$\frac{-3x+1}{x^2-6x-16}>0$ and $y=-2/x +1$ find the interval of y

The known info $$\frac{-3x+1}{x^2-6x-16}>0$$ so, i find that : x not 8 nor -2. And $$x \geq 1/3$$

$$y=-2/x +1$$ For y i find that $$y > -5$$ and y not 3/4 or 2.

Based on that. So interval for $$y = -5 < y < 3/4$$

is it right? What is the interval of y?

It is obviously that for $$x\to \infty$$ we have a negative sign for the function $$f(x) =\frac{-3x+1}{x^2-6x-16}$$ which change the sign at every critical point, that is at $$8,1/3$$ and $$-2$$, since each if has an odd degree. So $$x\in(-\infty,-2)\cup ({1\over 3},8)$$.
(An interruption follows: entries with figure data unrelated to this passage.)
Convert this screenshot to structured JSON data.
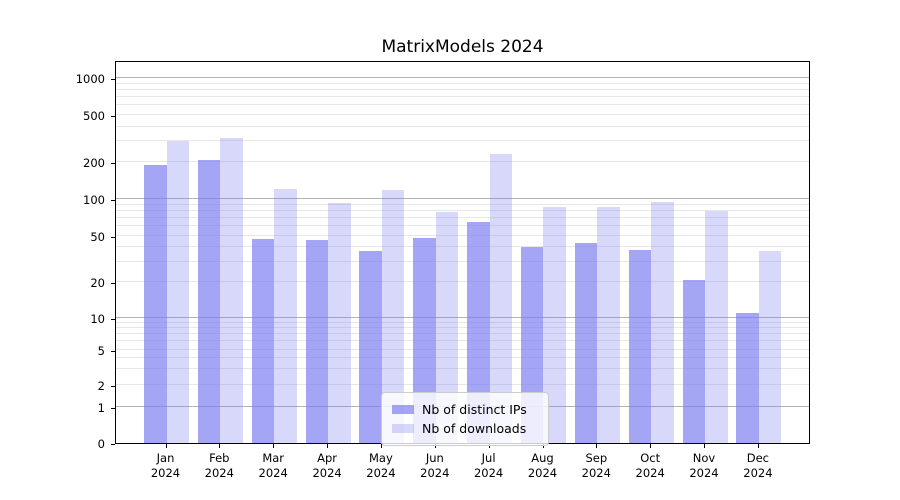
{
  "chart_data": {
    "type": "bar",
    "title": "MatrixModels 2024",
    "categories": [
      "Jan 2024",
      "Feb 2024",
      "Mar 2024",
      "Apr 2024",
      "May 2024",
      "Jun 2024",
      "Jul 2024",
      "Aug 2024",
      "Sep 2024",
      "Oct 2024",
      "Nov 2024",
      "Dec 2024"
    ],
    "series": [
      {
        "name": "Nb of distinct IPs",
        "color": "rgba(122,122,240,0.68)",
        "values": [
          190,
          210,
          47,
          46,
          37,
          48,
          65,
          40,
          43,
          38,
          21,
          11
        ]
      },
      {
        "name": "Nb of downloads",
        "color": "rgba(122,122,240,0.29)",
        "values": [
          300,
          320,
          122,
          92,
          118,
          78,
          235,
          86,
          86,
          94,
          80,
          37
        ]
      }
    ],
    "base_color": "#7a7af0",
    "xlabel": "",
    "ylabel": "",
    "yscale": "symlog",
    "y_ticks": [
      1000,
      500,
      200,
      100,
      50,
      20,
      10,
      5,
      2,
      1,
      0
    ],
    "y_major_gridlines": [
      1,
      10,
      100,
      1000
    ],
    "ylim": [
      0,
      1400
    ],
    "grid": true,
    "legend_position": "inside-bottom-center"
  }
}
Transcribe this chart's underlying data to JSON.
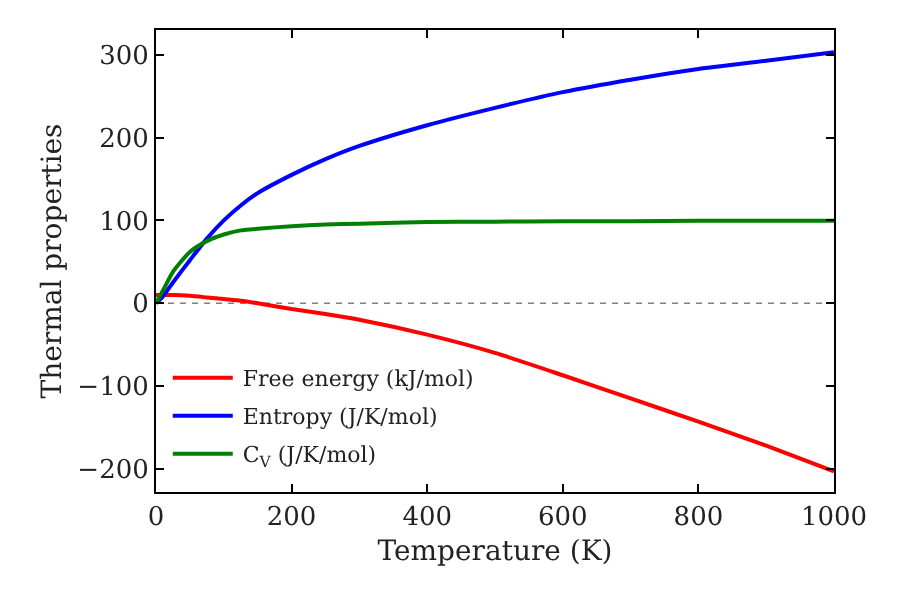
{
  "chart_data": {
    "type": "line",
    "xlabel": "Temperature (K)",
    "ylabel": "Thermal properties",
    "x": [
      0,
      10,
      25,
      50,
      75,
      100,
      125,
      150,
      200,
      250,
      300,
      400,
      500,
      600,
      700,
      800,
      900,
      1000
    ],
    "series": [
      {
        "name": "Free energy (kJ/mol)",
        "color": "#ff0000",
        "values": [
          10,
          10,
          10,
          9,
          7,
          5,
          3,
          0,
          -7,
          -13,
          -20,
          -38,
          -60,
          -87,
          -115,
          -143,
          -172,
          -203
        ]
      },
      {
        "name": "Entropy (J/K/mol)",
        "color": "#0000ff",
        "values": [
          0,
          8,
          25,
          52,
          78,
          100,
          118,
          133,
          155,
          174,
          190,
          215,
          236,
          255,
          270,
          283,
          293,
          303
        ]
      },
      {
        "name": "C$_{V}$ (J/K/mol)",
        "color": "#008000",
        "values": [
          0,
          15,
          38,
          62,
          75,
          83,
          88,
          90,
          93,
          95,
          96,
          98,
          98.5,
          99,
          99,
          99.5,
          99.5,
          99.5
        ]
      }
    ],
    "xlim": [
      0,
      1000
    ],
    "xticks": [
      0,
      200,
      400,
      600,
      800,
      1000
    ],
    "ylim": [
      -228,
      330
    ],
    "yticks": [
      -200,
      -100,
      0,
      100,
      200,
      300
    ],
    "ref_lines": [
      {
        "axis": "y",
        "value": 0,
        "color": "#808080",
        "line_style": "dotted"
      }
    ],
    "grid": false,
    "legend": "bottom left",
    "marker": "none",
    "line_style": "solid"
  }
}
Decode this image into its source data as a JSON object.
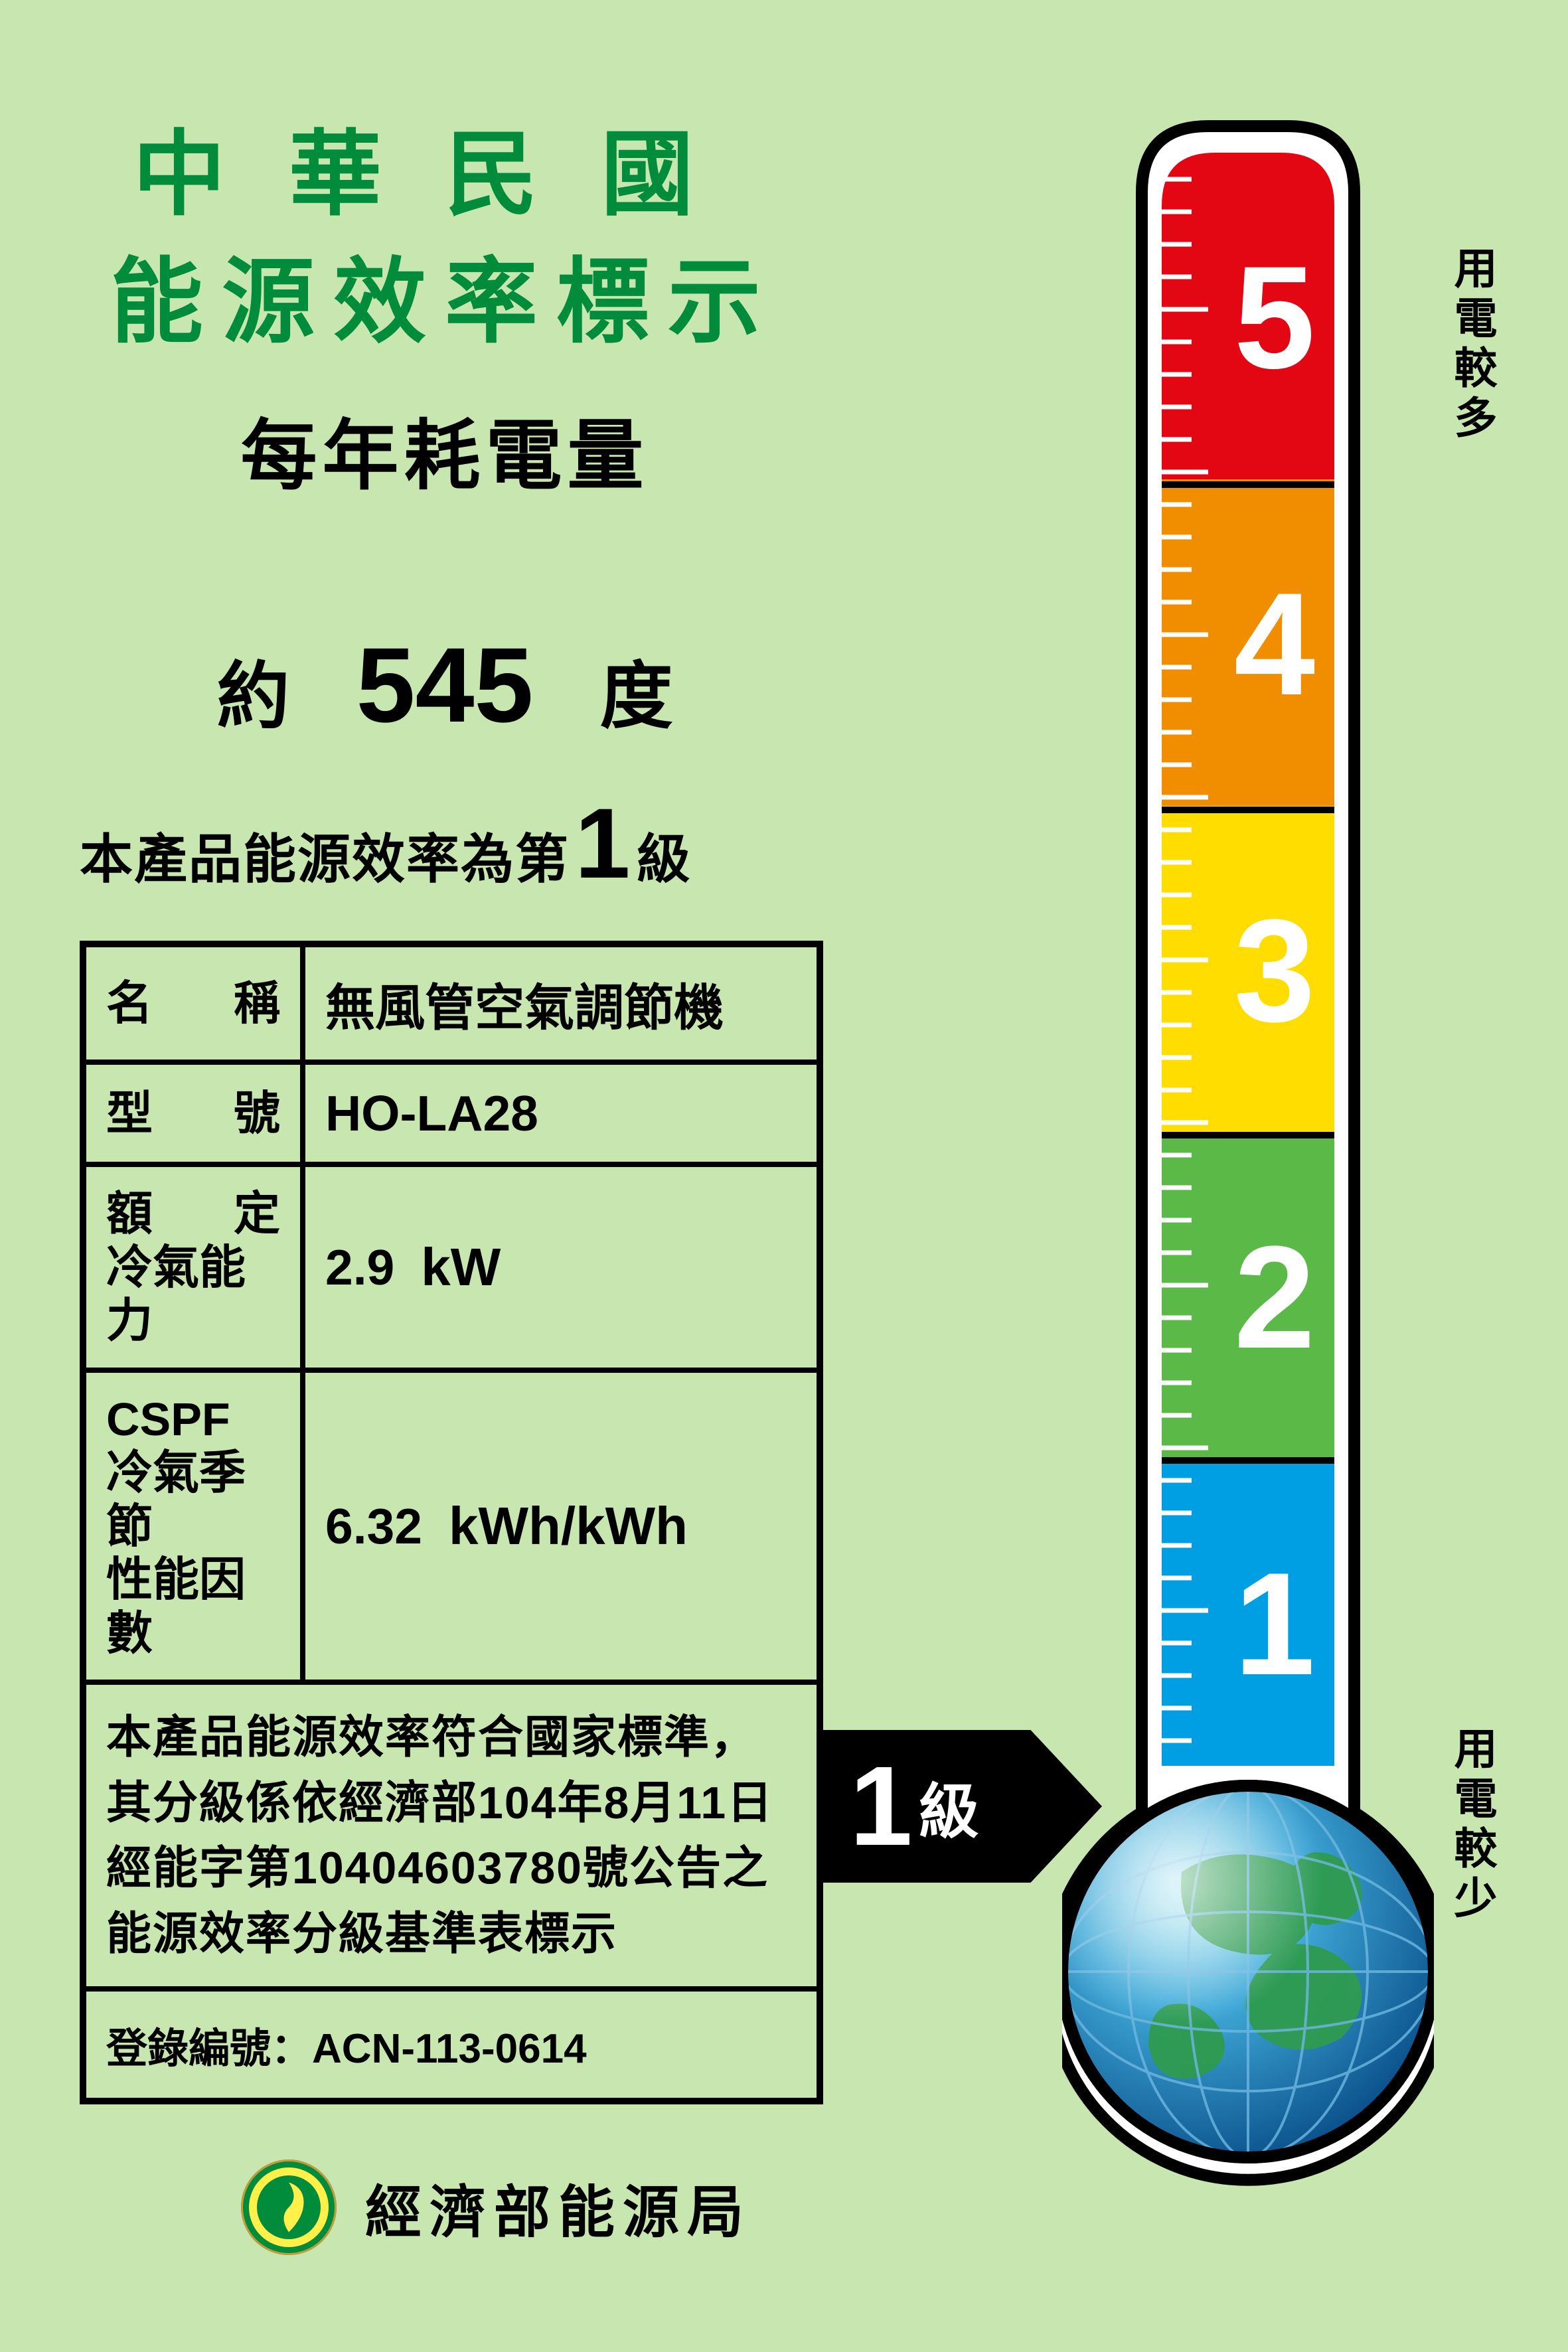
{
  "header": {
    "line1": "中華民國",
    "line2": "能源效率標示",
    "subtitle": "每年耗電量"
  },
  "consumption": {
    "approx": "約",
    "value": "545",
    "unit": "度"
  },
  "grade_statement": {
    "prefix": "本產品能源效率為第",
    "grade": "1",
    "suffix": "級"
  },
  "spec": {
    "rows": [
      {
        "label": "名　稱",
        "value_text": "無風管空氣調節機"
      },
      {
        "label": "型　號",
        "value_text": "HO-LA28"
      },
      {
        "label_lines": [
          "額　定",
          "冷氣能力"
        ],
        "num": "2.9",
        "unit": "kW"
      },
      {
        "label_lines": [
          "CSPF",
          "冷氣季節",
          "性能因數"
        ],
        "num": "6.32",
        "unit": "kWh/kWh"
      }
    ],
    "note": "本產品能源效率符合國家標準，其分級係依經濟部104年8月11日經能字第10404603780號公告之能源效率分級基準表標示",
    "reg_label": "登錄編號：",
    "reg_num": "ACN-113-0614"
  },
  "arrow": {
    "grade": "1",
    "ji": "級"
  },
  "footer": {
    "bureau": "經濟部能源局"
  },
  "thermometer": {
    "side_top": "用電較多",
    "side_bot": "用電較少",
    "levels": [
      {
        "n": "5",
        "color": "#e30613"
      },
      {
        "n": "4",
        "color": "#f18e00"
      },
      {
        "n": "3",
        "color": "#ffdd00"
      },
      {
        "n": "2",
        "color": "#5bba47"
      },
      {
        "n": "1",
        "color": "#009fe3"
      }
    ],
    "stroke": "#000000",
    "tick_color": "#ffffff",
    "num_color": "#ffffff",
    "bulb_colors": {
      "ocean": "#0a5f9e",
      "land": "#2e9b4f",
      "highlight": "#8fd9a8",
      "grid": "#6db8e0"
    }
  },
  "colors": {
    "bg": "#c8e6b0",
    "title": "#008c3a",
    "text": "#000000"
  }
}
Now since $$x={2\over 1-y}$$ we have to solve:

$${2\over 1-y}<-2\;\;\;{\rm and}\;\;\;{1\over 3}<{2\over 1-y}<8$$

From the first one we get $$1>y-1$$ so $$\boxed{y<2}$$ and from the second $$1-y<6$$ so $$\boxed{y>-5}$$ and $$1<4-4y$$ so $$\boxed{ y<{3\over 4}}$$.

Thus the final result is $$y\in (-5,{3\over 4})$$.

• So it is right? – Lifeforbetter Nov 8 '19 at 17:27
• It seems so.... – Aqua Nov 8 '19 at 17:28

Your first inequality is fullfiled for $$x<-2$$ or $$\frac{1}{3}